5. The flexible printed circuit board according to claim 4, wherein said metal of said metal-plated polymer particles is selected from a group consisting of a nickel, a copper, a gold, and a silver.

6. The flexible printed circuit board according to claim 1, wherein said substrate layer is a plastic layer.

7. The flexible printed circuit board according to claim 6, wherein said plastic layer comprises a polyimide layer and a polypropylene/epoxy resin layer.

8. The flexible printed circuit board according to claim 1, wherein said plastic layer comprises a polyimide layer.

9. The flexible printed circuit board according to claim 1, wherein said circuit layer is a copper circuit layer.

10. The flexible printed circuit board according to claim 1 further comprising an integrated circuit disposed thereon which is packaged by using one of a tape carrier package and a chip on film.

11. The flexible printed circuit board according to claim 1 further comprising surface mounting devices (SMD).

12. The flexible printed circuit board according to claim 1, wherein said conductive film is an anisotropic conductive film.

13. The flexible printed circuit board according to claim 1, wherein said flexible circuit board is connected to a liquid crystal display via said conductive film layer.

14. A flexible printed circuit board comprising:

at least two substrate layer;

at least a circuit layer formed between every adjacent two said substrate layer; and

at least a conductive film layer formed on one end of said circuit layer, characterized in that a pitch of said conductive film layer is broadened to be ranged from 0.5 mm to 3.0 mm.

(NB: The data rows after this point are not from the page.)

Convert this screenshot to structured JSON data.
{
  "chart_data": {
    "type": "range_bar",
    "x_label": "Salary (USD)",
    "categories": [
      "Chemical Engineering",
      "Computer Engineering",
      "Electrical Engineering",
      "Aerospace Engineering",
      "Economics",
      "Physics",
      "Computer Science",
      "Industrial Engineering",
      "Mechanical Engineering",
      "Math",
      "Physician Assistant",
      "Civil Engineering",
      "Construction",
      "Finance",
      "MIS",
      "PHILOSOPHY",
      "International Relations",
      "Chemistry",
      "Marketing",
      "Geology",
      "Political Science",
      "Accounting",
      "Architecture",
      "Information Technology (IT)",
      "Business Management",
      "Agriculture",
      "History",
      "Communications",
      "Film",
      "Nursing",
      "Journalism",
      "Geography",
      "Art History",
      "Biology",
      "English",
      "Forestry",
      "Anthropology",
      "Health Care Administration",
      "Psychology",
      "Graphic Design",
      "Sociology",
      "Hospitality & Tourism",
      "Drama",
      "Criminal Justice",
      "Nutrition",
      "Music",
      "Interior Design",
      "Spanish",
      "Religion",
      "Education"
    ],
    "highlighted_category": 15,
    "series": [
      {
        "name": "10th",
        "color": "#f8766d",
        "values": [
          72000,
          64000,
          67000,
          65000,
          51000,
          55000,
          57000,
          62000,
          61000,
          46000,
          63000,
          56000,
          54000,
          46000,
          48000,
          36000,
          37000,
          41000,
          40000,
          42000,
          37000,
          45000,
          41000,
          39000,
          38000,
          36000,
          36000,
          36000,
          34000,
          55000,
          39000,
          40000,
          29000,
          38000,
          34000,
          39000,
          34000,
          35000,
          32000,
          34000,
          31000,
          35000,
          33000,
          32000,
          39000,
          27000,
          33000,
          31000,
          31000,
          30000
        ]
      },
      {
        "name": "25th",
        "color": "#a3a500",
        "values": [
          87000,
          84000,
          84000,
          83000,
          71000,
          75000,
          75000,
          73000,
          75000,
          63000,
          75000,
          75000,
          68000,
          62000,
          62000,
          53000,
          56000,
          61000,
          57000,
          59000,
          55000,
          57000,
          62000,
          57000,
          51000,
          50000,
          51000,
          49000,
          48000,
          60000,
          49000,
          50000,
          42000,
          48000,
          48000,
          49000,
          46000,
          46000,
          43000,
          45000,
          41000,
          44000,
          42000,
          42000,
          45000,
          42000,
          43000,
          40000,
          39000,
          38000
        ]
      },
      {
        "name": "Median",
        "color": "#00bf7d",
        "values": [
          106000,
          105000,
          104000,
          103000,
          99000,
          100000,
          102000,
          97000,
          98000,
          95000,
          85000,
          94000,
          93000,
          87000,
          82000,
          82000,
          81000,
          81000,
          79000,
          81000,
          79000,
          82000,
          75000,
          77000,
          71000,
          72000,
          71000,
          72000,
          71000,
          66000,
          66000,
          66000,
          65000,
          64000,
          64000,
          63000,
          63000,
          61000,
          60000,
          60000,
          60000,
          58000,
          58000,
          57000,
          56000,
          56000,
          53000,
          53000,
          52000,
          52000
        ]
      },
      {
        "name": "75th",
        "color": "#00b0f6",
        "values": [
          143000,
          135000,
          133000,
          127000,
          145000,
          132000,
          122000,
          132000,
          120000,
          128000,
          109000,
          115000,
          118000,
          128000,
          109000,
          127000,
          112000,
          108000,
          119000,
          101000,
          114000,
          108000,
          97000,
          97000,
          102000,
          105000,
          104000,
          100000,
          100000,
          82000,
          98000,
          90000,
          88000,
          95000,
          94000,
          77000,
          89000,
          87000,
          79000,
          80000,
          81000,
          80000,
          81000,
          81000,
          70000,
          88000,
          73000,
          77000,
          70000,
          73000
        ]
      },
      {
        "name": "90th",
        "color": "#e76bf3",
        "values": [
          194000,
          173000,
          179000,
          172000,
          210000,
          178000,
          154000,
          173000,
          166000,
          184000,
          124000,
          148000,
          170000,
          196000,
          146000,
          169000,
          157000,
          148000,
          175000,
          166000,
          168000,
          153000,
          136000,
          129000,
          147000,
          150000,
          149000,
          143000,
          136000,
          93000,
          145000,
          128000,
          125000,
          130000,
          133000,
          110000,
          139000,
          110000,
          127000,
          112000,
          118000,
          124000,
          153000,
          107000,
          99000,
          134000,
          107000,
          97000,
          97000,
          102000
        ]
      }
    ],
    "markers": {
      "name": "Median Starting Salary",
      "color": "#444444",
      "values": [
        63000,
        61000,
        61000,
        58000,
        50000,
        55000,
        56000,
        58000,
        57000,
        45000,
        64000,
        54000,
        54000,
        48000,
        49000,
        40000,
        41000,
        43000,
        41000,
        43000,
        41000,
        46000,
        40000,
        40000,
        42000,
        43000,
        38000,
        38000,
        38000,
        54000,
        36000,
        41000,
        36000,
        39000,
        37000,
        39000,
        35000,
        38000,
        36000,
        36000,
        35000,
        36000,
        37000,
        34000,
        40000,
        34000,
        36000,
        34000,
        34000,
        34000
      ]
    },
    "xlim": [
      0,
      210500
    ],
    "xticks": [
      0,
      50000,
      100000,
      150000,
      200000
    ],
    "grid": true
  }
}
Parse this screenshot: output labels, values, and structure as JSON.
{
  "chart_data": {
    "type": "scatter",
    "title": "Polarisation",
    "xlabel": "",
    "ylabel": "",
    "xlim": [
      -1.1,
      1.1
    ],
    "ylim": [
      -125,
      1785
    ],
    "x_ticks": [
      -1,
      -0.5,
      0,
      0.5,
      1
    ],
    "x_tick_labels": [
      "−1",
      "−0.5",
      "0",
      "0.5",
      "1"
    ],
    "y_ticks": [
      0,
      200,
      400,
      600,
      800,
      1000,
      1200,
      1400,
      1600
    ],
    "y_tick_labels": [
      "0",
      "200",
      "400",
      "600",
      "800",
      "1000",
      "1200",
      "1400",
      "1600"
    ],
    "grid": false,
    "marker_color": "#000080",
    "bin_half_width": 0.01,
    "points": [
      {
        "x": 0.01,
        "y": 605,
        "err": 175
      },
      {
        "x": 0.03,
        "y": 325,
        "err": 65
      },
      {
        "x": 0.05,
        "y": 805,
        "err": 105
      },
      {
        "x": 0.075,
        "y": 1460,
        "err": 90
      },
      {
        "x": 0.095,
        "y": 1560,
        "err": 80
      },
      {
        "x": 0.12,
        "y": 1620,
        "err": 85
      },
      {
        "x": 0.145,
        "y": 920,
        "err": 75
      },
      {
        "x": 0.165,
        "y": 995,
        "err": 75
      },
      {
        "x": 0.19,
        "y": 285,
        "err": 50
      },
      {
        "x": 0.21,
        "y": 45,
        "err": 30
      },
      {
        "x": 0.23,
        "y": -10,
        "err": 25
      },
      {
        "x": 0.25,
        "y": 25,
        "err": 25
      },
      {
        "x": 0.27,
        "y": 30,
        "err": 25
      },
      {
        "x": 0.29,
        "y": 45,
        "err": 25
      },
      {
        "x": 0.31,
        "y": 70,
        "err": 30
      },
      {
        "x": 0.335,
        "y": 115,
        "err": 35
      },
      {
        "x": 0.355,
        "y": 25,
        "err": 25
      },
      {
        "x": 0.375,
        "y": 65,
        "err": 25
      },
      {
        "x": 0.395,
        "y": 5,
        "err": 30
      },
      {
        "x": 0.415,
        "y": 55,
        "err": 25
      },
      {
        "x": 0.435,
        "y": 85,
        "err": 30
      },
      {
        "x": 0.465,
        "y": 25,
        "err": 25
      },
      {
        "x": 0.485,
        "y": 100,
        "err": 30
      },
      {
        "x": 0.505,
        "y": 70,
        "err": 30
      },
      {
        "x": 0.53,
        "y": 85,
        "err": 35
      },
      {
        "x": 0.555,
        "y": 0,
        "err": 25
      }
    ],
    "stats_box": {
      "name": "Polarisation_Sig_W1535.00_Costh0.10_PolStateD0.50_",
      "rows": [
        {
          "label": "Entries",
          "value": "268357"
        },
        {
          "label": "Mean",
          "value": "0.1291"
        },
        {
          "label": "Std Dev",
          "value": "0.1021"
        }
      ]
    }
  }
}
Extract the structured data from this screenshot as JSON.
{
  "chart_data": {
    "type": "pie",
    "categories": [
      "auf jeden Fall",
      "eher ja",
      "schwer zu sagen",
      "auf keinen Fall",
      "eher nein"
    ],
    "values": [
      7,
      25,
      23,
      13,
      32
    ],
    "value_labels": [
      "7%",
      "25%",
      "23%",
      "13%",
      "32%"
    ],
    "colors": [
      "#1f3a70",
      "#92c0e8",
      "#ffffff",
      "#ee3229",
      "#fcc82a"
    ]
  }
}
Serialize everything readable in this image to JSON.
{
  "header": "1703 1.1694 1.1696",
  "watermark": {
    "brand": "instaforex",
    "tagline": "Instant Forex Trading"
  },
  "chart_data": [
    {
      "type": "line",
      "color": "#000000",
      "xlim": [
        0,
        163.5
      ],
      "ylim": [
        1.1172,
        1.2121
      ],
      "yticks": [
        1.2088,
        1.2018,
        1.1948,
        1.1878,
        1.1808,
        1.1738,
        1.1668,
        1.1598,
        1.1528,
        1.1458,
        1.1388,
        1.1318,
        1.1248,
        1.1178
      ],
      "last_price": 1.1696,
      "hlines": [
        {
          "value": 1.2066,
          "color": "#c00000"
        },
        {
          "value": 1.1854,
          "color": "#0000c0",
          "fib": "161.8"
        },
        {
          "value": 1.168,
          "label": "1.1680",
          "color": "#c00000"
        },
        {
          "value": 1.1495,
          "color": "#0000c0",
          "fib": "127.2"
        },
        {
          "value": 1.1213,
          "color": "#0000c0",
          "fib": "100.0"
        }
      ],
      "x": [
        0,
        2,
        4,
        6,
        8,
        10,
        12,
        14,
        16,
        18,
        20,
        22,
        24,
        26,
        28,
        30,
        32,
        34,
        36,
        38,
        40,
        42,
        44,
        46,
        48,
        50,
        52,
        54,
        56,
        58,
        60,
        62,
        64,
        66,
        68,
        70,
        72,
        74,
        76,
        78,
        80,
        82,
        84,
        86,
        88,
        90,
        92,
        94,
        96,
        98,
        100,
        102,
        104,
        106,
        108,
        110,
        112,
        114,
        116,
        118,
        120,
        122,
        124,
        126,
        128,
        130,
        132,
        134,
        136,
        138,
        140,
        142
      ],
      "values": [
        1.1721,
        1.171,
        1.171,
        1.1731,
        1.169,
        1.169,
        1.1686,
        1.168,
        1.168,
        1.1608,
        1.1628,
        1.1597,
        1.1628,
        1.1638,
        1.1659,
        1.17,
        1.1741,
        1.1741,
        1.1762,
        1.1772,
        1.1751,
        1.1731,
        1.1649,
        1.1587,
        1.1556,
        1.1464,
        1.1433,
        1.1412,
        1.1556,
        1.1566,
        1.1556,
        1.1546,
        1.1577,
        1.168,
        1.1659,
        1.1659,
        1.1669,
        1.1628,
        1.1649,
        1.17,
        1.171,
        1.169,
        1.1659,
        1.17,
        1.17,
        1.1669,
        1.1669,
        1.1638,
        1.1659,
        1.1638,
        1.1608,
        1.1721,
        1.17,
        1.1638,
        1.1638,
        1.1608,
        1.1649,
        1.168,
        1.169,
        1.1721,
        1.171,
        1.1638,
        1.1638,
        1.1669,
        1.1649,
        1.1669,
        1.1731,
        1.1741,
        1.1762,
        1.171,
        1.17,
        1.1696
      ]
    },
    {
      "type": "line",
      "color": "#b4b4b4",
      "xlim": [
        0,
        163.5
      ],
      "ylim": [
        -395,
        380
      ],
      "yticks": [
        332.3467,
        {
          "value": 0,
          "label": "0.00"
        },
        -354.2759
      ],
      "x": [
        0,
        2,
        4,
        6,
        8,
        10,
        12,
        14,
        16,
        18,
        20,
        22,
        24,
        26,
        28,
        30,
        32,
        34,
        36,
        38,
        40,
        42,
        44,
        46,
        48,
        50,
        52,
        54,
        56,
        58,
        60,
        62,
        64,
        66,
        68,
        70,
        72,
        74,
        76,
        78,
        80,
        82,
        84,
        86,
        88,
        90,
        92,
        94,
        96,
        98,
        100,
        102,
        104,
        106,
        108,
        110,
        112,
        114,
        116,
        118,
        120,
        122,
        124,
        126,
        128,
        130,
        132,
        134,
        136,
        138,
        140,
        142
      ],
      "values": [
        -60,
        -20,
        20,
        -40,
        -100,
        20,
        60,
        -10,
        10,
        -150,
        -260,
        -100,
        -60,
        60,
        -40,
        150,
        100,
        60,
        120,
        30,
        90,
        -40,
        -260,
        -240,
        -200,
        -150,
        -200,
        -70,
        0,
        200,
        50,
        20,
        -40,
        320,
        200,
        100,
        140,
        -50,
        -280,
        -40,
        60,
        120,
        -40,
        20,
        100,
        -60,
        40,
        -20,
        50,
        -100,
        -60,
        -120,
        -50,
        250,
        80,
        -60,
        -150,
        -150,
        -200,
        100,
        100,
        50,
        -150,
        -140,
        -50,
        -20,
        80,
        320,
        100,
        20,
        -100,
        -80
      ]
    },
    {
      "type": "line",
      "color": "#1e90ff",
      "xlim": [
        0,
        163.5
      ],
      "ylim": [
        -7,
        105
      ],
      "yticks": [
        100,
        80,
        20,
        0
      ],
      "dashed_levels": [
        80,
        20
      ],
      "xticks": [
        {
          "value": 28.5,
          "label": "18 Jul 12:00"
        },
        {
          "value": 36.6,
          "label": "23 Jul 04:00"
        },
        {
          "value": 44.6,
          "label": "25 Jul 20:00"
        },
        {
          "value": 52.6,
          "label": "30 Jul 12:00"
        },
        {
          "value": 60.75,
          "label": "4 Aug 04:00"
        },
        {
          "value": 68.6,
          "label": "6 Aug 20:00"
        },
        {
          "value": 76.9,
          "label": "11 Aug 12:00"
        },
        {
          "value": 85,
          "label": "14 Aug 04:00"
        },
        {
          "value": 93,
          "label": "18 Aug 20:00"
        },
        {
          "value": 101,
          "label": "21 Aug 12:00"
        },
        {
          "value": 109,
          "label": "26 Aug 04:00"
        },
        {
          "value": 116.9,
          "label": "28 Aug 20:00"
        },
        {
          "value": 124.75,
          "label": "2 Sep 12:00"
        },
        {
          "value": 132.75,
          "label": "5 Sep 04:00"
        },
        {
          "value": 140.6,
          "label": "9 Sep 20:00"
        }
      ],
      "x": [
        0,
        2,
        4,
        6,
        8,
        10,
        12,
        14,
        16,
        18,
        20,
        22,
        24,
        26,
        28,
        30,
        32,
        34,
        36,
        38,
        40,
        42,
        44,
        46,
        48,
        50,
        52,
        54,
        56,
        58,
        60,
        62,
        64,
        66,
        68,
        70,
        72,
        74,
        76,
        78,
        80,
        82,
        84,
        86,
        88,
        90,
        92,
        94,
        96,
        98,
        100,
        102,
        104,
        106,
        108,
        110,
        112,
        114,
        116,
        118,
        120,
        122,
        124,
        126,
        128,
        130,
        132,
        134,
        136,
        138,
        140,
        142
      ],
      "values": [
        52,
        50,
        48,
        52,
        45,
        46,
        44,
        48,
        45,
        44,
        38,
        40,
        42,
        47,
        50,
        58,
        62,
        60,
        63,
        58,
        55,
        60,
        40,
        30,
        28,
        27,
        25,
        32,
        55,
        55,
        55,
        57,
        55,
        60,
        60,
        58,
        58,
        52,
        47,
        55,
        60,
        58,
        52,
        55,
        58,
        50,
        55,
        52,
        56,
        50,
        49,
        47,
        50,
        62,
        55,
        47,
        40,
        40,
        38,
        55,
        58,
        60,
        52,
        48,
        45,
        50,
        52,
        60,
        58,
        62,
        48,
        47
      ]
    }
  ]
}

15. The flexible printed circuit board according to claim 14, wherein the other end of said circuit layer is formed to be a golden-finger region and is electrically connected to the LCD circuit board.

16. The flexible printed circuit board according to claim 14, wherein said conductive film comprises conductive particles and sticky polymers.

17. The flexible printed circuit board according to claim 16, wherein said conductive particles are one of metal-plated polymer particles and nickel particles.

18. The flexible printed circuit board according to claim 17, wherein said metal of said metal-plated polymer particles is selected from a group consisting of a nickel, a copper, a gold, and a silver.

19. The flexible printed circuit board according to claim 14, wherein said substrate layer is a plastic layer.

20. The flexible printed circuit board according to claim 14 further comprising surface mounting devices (SMD).